Berlin Review: Lone Scherfig’s ‘The Shift’
14.02.2022 - 00:29
/ deadline.com
Since her Sundance hit An Education in 2009, Denmark’s Lone Scherfig has become something of an honorary Brit, specializing in prestige adaptations of best-selling English novels (or, in the case of 2014’s The Riot Club, critically acclaimed stage plays). Surprisingly, none of these ever quite tipped in the way An Education did, and after a mixed reaction to One Day (2011), which mostly rounded on Anne Hathaway’s Yorkshire accent rather than her performance, Scherfig’s first real attempt to tap into the American market — 2019’s The Kindness Of Strangers — was an uncharacteristic misfire and pretty much vanished into the ether after opening the Berlinale that year.

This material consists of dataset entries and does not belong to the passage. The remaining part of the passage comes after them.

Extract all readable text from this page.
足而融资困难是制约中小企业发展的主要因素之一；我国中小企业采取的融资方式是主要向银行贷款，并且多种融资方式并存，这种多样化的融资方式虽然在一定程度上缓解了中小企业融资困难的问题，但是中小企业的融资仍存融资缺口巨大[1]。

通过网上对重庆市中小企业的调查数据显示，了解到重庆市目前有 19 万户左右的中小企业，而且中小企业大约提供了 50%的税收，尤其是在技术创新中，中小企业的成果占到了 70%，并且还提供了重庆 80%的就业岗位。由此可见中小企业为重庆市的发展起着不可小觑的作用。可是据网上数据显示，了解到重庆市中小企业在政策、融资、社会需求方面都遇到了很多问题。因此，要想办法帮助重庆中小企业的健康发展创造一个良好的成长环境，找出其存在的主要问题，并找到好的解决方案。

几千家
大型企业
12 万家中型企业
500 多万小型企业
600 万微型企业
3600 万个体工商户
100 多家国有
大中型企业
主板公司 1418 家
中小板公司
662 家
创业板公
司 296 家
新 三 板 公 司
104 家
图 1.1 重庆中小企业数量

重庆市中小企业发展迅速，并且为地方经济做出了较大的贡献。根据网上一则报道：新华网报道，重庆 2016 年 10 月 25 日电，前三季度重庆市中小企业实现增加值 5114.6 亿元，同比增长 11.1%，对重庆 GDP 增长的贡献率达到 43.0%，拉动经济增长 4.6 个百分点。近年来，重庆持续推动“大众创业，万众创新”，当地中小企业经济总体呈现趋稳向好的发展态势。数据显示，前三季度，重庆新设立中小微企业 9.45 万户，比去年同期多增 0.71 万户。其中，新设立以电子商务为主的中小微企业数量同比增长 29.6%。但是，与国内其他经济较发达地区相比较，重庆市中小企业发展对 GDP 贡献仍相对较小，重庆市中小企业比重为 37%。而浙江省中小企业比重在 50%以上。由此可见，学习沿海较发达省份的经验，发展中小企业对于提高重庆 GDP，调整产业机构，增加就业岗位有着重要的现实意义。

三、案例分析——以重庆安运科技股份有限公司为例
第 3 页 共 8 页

It would be tempting, then, to see The Shift, Scherfig’s debut as a series showrunner, as a palate cleanser. True, the series, which is screening in the Berlin Film Festival’s Berlinale Series strand, is closer to her 2000 breakout ensemble comedy-drama Italian For Beginners, which catapulted her onto the festival circuit after premiering at the Berlinale, but then Scherfig has often returned to work in her native country, as evidenced by the deeply Danish oddity Just Like Home (2007).
It seems more likely that, as with many of her peers, Scherfig is drawn to the possibilities of the longform series, and it is clear from The Shift‘s first two episodes that the aim is for something looser and more emotional than we might associate with the format. It’s tempting to wonder if any inspiration came from Lars von Trier, who did much the same when he hit a creative dry spell in the 1990s, having a surprise hit with two seasons of The Kingdom, a gothic horror comedy set in a Danish hospital.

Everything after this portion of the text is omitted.